# Enneagram 7 or 8?



## meridannight (Nov 23, 2012)

Figure said:


> Gotcha. We have different definitions. I think of enneagram revenge as coming from the id/instinctual and reactive right away. When it comes to the long term revenge, I almost think more along the lines of 3 or 4. Both head and gut would steer away from the emotional involvement you're pointing to.


yeah well, whenever someone mentions revenge i always think of the long-term one. because the short-term one doesn't feel like revenge as much as it does a simple reaction. but i understand that it's in the definition, and can be seen as such. and in the short-term sense i would agree with the vengeance thing then. 



> Okay, I think I know what you mean now. Yeah, it's a short-lived reaction to someone that you don't like. If mine is anything like yours, you don't have anything specific in mind other than that the very sight of them. I'm actually having trouble explaining what it's like now too, as it's very much a visceral thing. Mannerisms and things they do make it worse while they're there - mine tend to be with ostentatious or arrogant people. It's almost a "space" thing. Maybe it's different for an 8 core, more intense, though this is pretty intense as is.


it's physical. i can feel it for a person i don't even know, someone who hasn't even done anything to me. and i just don't like them. i can't stand their presence. the very existence of them seems to irritate me. yeah, their mannerisms and things they do become annoying. i don't hate them, per se, i just can't stand to be in the same universe with them. lols. it's not emotional, it's a purely physical sensation. a physical counter-reaction to a person. it's the opposite of what attraction is. physical repulsion. now i got the right word. just like you can feel physically attracted to a person, the opposite is also possible, to feel physically repulsed.

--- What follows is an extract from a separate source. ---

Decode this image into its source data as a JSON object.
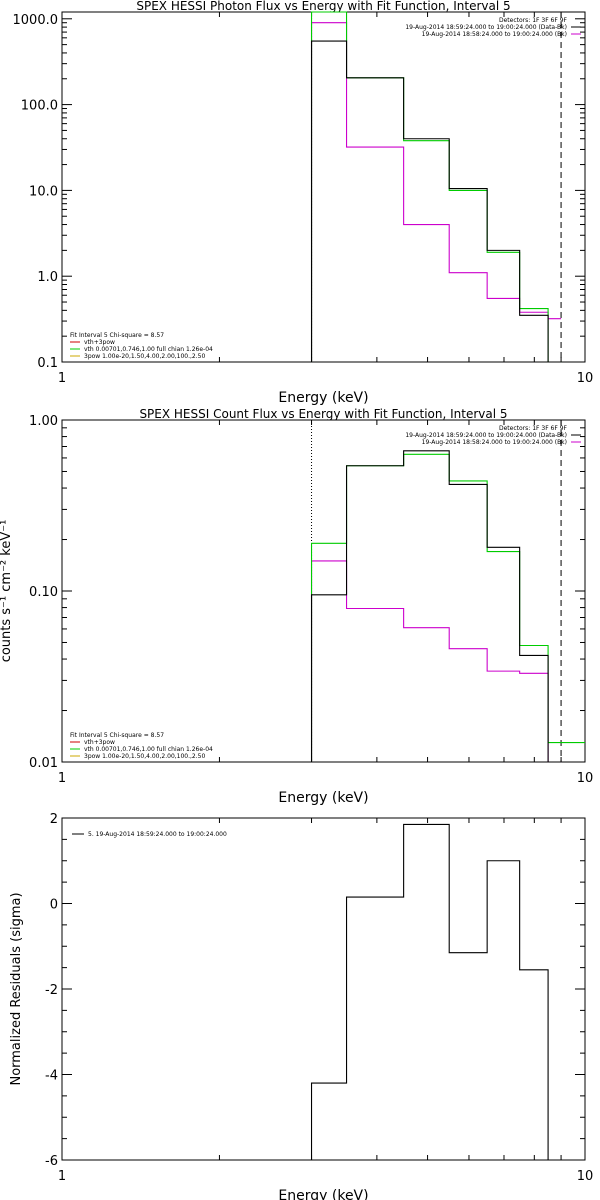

i don't want to talk to that person, look at them, nothing. usually, when someone like that tries to communicate with me i'm completely non-communicative with them. i don't talk to them, i don't look at them, and i try to remove myself from that same space where they are as soon as possible. anything to get away.

it doesn't have a rational or an emotional trigger, because it's happened with people i don't know and with whom i have zero emotional involvement. and yet i react negatively to their presence. maybe they have something in common, like you say for you it's the arrogant and ostentatious people that trigger it, but i haven't found the common denominator yet. 

but i don't view this as hate. hate is more rational. hate is something you can explain away. hate is a more specific reaction against something someone does, or a certain way of behaving, a certain personality trait, maybe. this thing, i can't give a reason for this dislike, except that it exists.


----------



## SharkT00th (Sep 5, 2012)

From all that you have described I would argue that you are a Counter-phobic 6.


----------